I feel like I have no life. I go through the motions and try to focus on my wellbeing and my life, but it is difficult when coping with a son who won’t stop cocaine and has schizoaffective disorder. I give him a gift card every three days so he has no cash and can’t buy the drug, but then he tells me he owes money to drug pushers. Do I believe him? Every time I give him any money I see the signs of drug use. I am at my wit’s end. ANY SUGGESTIONS??? All of you keep me going - thank God for this site and all of you. God bless and stay strong.
I am so sorry Roseo, this is an awful illness and your son’s is complicated by the dual diagnosis.
Do you think there is a chance he is trading the gift cards for drugs?
Had a husband who was a coke addict who traded that addiction for alcohol (cheaper and easier to get) and our son is paranoid sz. The drug/alcohol addiction is worse imho. You can chose to abuse substances, you cannot chose to not be sz.
Do NOT give him money. As tough as it is, the interaction between his drug dealer and him is his. And the consequences of him not paying may not be pleasant, but word on the street will get out and no one will front him drugs.GO to Alanon for the addiction portion of this terrible situation. Take Care.

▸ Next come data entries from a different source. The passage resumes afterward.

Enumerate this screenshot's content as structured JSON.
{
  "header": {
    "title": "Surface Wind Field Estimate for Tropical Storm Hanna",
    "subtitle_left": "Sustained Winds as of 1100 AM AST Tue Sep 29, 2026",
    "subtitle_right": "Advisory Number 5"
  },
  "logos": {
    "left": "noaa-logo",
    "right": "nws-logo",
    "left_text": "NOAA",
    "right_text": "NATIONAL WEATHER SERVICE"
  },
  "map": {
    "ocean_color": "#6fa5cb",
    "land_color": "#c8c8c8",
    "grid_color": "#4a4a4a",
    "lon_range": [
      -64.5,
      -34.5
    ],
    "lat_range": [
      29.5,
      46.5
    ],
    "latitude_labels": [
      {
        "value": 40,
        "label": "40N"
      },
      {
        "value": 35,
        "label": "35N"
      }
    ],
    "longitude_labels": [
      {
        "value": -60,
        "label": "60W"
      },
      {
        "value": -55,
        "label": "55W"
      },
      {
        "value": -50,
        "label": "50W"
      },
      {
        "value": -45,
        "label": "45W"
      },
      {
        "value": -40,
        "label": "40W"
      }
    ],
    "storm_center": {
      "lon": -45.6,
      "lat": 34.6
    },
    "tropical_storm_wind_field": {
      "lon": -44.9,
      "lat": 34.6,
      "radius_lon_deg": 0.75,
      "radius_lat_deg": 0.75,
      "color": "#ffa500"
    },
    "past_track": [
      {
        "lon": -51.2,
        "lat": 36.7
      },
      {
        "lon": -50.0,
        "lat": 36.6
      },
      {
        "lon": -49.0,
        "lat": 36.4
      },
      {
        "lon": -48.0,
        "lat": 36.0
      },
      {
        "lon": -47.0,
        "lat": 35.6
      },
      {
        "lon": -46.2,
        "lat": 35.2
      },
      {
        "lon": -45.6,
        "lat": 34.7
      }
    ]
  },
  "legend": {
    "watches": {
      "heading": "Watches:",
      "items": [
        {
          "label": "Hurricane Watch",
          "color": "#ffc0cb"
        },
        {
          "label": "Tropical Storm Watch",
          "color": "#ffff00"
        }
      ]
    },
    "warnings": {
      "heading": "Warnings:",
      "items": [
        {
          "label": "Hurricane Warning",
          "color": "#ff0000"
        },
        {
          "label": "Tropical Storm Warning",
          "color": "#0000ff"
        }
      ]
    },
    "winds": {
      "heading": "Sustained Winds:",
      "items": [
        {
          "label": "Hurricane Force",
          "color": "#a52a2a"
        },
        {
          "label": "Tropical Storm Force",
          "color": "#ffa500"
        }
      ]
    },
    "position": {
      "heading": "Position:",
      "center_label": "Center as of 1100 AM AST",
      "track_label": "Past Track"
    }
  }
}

There is a machine at the grocery store we go to and you put in any gift card, it gives back cash.
These illnesses are almost untreatable when there is addiction happening. Sobriety is a main factor in treatment.
Please take excellent care of yourself. I know it’s hard. When everyone asked me what would help me, my only thought was: HELP MY CHILD, when my child is okay, I will feel better.
So, maybe going through the motions is better than not. Good sleep, healthy food, some exercise if possible, and no unnecessary stress are my current goals.
My husband, long ago, traded a cocaine habit for alcohol. He has developed alcoholic delusions and hallucinations.
My daughter developed schizophrenia and has no insight.
I now go to Alanon and the NAMI support groups. I am making progress. It is very, very tough. I am the only sane one in my family, the only working person. I am not enabling either of them nearly as much any more although I can’t stop supporting them totally, I am no longer supporting them completely. I don’t give my husband cash, nor my daughter, beyond a tiny amount. I am growing a savings account for me to leave with, if it becomes necessary.
Only you can decide how to best solve your situation. Support groups are a good start. Good luck.
My son is currently refusing meds and is easier to be around than when on meds and drinking excessively. PDOC told him on more than one occasion alcohol and anti psych meds together were making him worse.
“There is a machine at the grocery store we go to and you put in any gift card, it gives back cash”
Did not know these existed. What a terrible idea.
The gift cards have stopped the drug use I hope. I still struggle with his illness everyday. He also owes money on the street.